Op zaterdag 22 november 1930 had de plaatselijke afdeling van de CPH in café Flora een propagandabijeenkomst belegd. Spreker was Cees Schalker, een van de voormannen van de landelijke CPH. De communisten in Winterswijk wisten volle zalen te trekken en er waren dan ook zo’n tweehonderd personen. De bedoeling was dat ook Duitse kameraden uit het grensgebied deze avond zouden bijwonen, zoals een zestigtal communisten uit Wezel, die per vrachtauto en deels op de fiets via de grensovergang Barlo-Woold in de late namiddag zouden arriveren.

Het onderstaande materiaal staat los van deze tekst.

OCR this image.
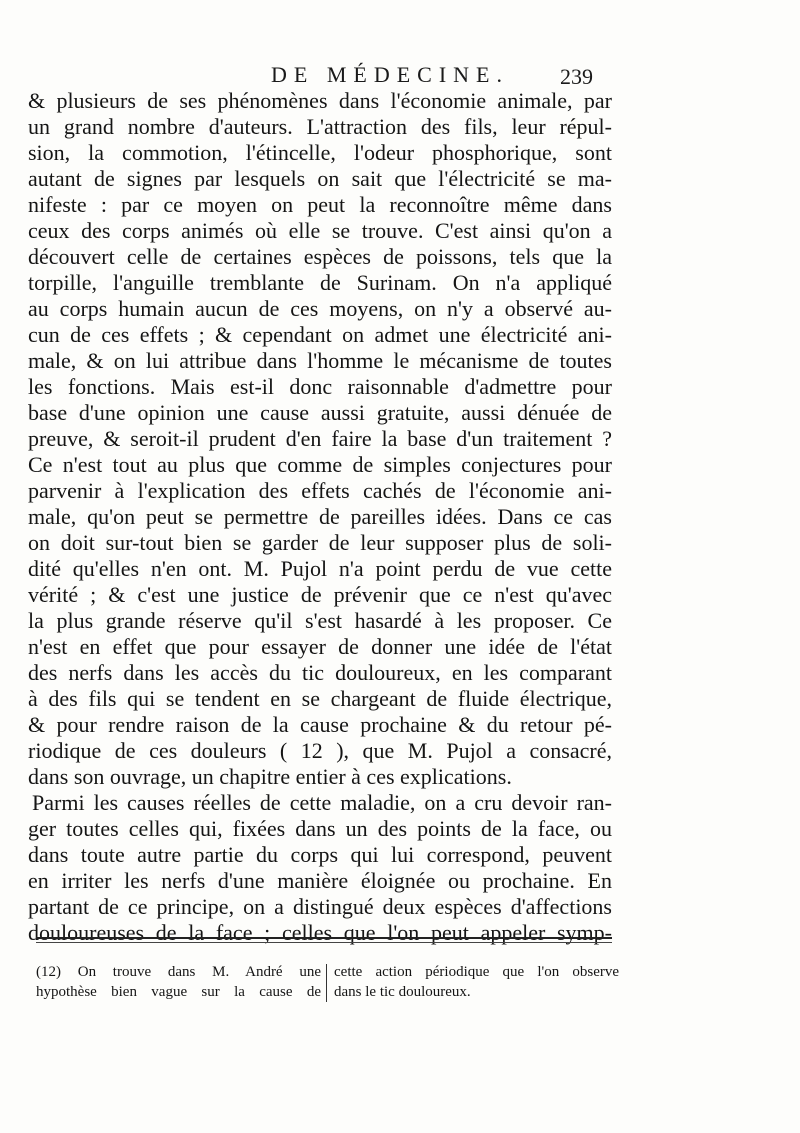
DE MÉDECINE.	239
& plusieurs de ses phénomènes dans l'économie animale, par
un grand nombre d'auteurs. L'attraction des fils, leur répul-
sion, la commotion, l'étincelle, l'odeur phosphorique, sont
autant de signes par lesquels on sait que l'électricité se ma-
nifeste : par ce moyen on peut la reconnoître même dans
ceux des corps animés où elle se trouve. C'est ainsi qu'on a
découvert celle de certaines espèces de poissons, tels que la
torpille, l'anguille tremblante de Surinam. On n'a appliqué
au corps humain aucun de ces moyens, on n'y a observé au-
cun de ces effets ; & cependant on admet une électricité ani-
male, & on lui attribue dans l'homme le mécanisme de toutes
les fonctions. Mais est-il donc raisonnable d'admettre pour
base d'une opinion une cause aussi gratuite, aussi dénuée de
preuve, & seroit-il prudent d'en faire la base d'un traitement ?
Ce n'est tout au plus que comme de simples conjectures pour
parvenir à l'explication des effets cachés de l'économie ani-
male, qu'on peut se permettre de pareilles idées. Dans ce cas
on doit sur-tout bien se garder de leur supposer plus de soli-
dité qu'elles n'en ont. M. Pujol n'a point perdu de vue cette
vérité ; & c'est une justice de prévenir que ce n'est qu'avec
la plus grande réserve qu'il s'est hasardé à les proposer. Ce
n'est en effet que pour essayer de donner une idée de l'état
des nerfs dans les accès du tic douloureux, en les comparant
à des fils qui se tendent en se chargeant de fluide électrique,
& pour rendre raison de la cause prochaine & du retour pé-
riodique de ces douleurs ( 12 ), que M. Pujol a consacré,
dans son ouvrage, un chapitre entier à ces explications.
Parmi les causes réelles de cette maladie, on a cru devoir ran-
ger toutes celles qui, fixées dans un des points de la face, ou
dans toute autre partie du corps qui lui correspond, peuvent
en irriter les nerfs d'une manière éloignée ou prochaine. En
partant de ce principe, on a distingué deux espèces d'affections
douloureuses de la face ; celles que l'on peut appeler symp-
(12) On trouve dans M. André une
hypothèse bien vague sur la cause de
cette action périodique que l'on observe
dans le tic douloureux.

De gemeentes Aalten en Winterswijk kregen hiervan lucht en de grensovergangen werden door marechaussee en plaatselijke politie afgezet. De politie van Bocholt zou melden wanneer de communisten daar gesignaleerd werden. Om vier uur arriveerde de groep bij de grensovergang. Na overleg met de Inspectie Grensbewaking in ’s-Gravenhage was afgesproken dat alleen diegenen die over een geldig paspoort of een ‘Grenzausweis’ beschikten, twintig Rijksmark bezaten en niet in uniform waren gekleed de grens mochten passeren – het begrip uniform werd ruim geïnterpreteerd. Het gevolg was dat niemand van de groep de grens over mocht. Onder protest, na het ontplooien van een vlag op Duits grondgebied en nadat een meegebrachte muziekgroep enkele liederen had gespeeld, ging de groep weer huiswaarts.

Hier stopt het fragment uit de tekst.